Non invasive in vivo assessment of the hepatic lipid composition in a murine model of acute and chronic carbon tetrachloride induced hepatitis

 

Ziel/Aim Non-alcoholic steatohepatitis (NASH) is a leading cause of hepatocellular carcinomas. Despite the increasing prevalence invasive biopsies are still the gold standard in NASH diagnostics. Here, we investigated the feasibility of non-invasive in vivo ¹ H magnetic resonance spectroscopy (MRS) in a murine model of acute and chronic carbon tetrachloride (CCl₄)-induced hepatitis which exhibits similar histomorphological features like steatohepatitis.

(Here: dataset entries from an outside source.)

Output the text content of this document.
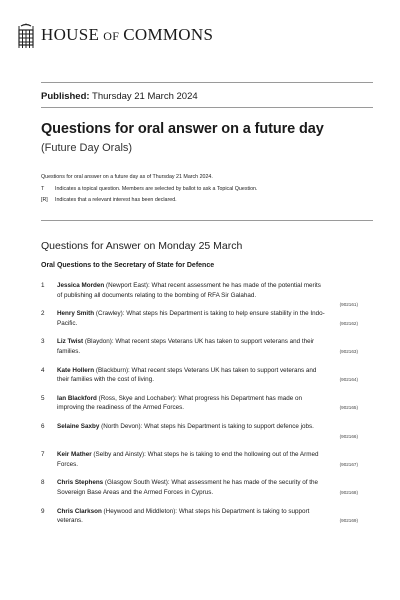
HOUSE OF COMMONS
Published: Thursday 21 March 2024
Questions for oral answer on a future day
(Future Day Orals)
Questions for oral answer on a future day as of Thursday 21 March 2024.
T	Indicates a topical question. Members are selected by ballot to ask a Topical Question.
[R]	Indicates that a relevant interest has been declared.
Questions for Answer on Monday 25 March
Oral Questions to the Secretary of State for Defence
1	Jessica Morden (Newport East): What recent assessment he has made of the potential merits of publishing all documents relating to the bombing of RFA Sir Galahad.
(902161)
2	Henry Smith (Crawley): What steps his Department is taking to help ensure stability in the Indo-Pacific.	(902162)
3	Liz Twist (Blaydon): What recent steps Veterans UK has taken to support veterans and their families.	(902163)
4	Kate Hollern (Blackburn): What recent steps Veterans UK has taken to support veterans and their families with the cost of living.	(902164)
5	Ian Blackford (Ross, Skye and Lochaber): What progress his Department has made on improving the readiness of the Armed Forces.	(902165)
6	Selaine Saxby (North Devon): What steps his Department is taking to support defence jobs.
(902166)
7	Keir Mather (Selby and Ainsty): What steps he is taking to end the hollowing out of the Armed Forces.	(902167)
8	Chris Stephens (Glasgow South West): What assessment he has made of the security of the Sovereign Base Areas and the Armed Forces in Cyprus.	(902168)
9	Chris Clarkson (Heywood and Middleton): What steps his Department is taking to support veterans.	(902169)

Methodik/Methods To induce acute hepatitis male C57BL/6 mice received a single i.p. CCl₄ injection (AH) and repetitive CCl₄ injections (3x weekly over five weeks) to induce chronic hepatitis (CH). The hepatic lipid composition in AH and CH was determined by in vivo MRS. Liver tissue underwent histopathological (H&E) and RT-PCR analysis focusing on expression patterns of proinflammatory cytokines. In addition, we analyzed the liver enzymes in the blood serum of mice with AH and CH and conducted flow cytometry in CH liver tissue.

Ergebnisse/Results Using MRS we observed in AH a tendency towards increased hepatic fatty acids and fractional lipid mass compared to healthy mice. Interestingly, the hepatic lipid composition upon CH was not altered compared to healthy mice. Histopathological analysis of AH livers uncovered necrosis, regenerative processes and microsteatosis, whereas CH showed necrosis and steatosis, but only weak inflammation. Alanine transaminase was exclusively elevated in AH serum. RT-PCR analysis revealed a drastically enhanced TNF expression in CH livers when compared to AH, whereas SOD-1 was decreased upon AH and CH compared to healthy livers. Flow cytometry analysis of livers with CH revealed a decreased expression of CD4⁺ T cells and an increase in regulatory T cells and PD-1⁺ CD4⁺ T cell.

Schlussfolgerungen/Conclusions Our results support the feasibility of non-invasive MRS to assess liver tissue changes in CCl₄-induced AH and AH. Nevertheless, further studies are needed to investigate the underlying molecular mechanisms and the diagnostic capabilities of MRS in NASH patients.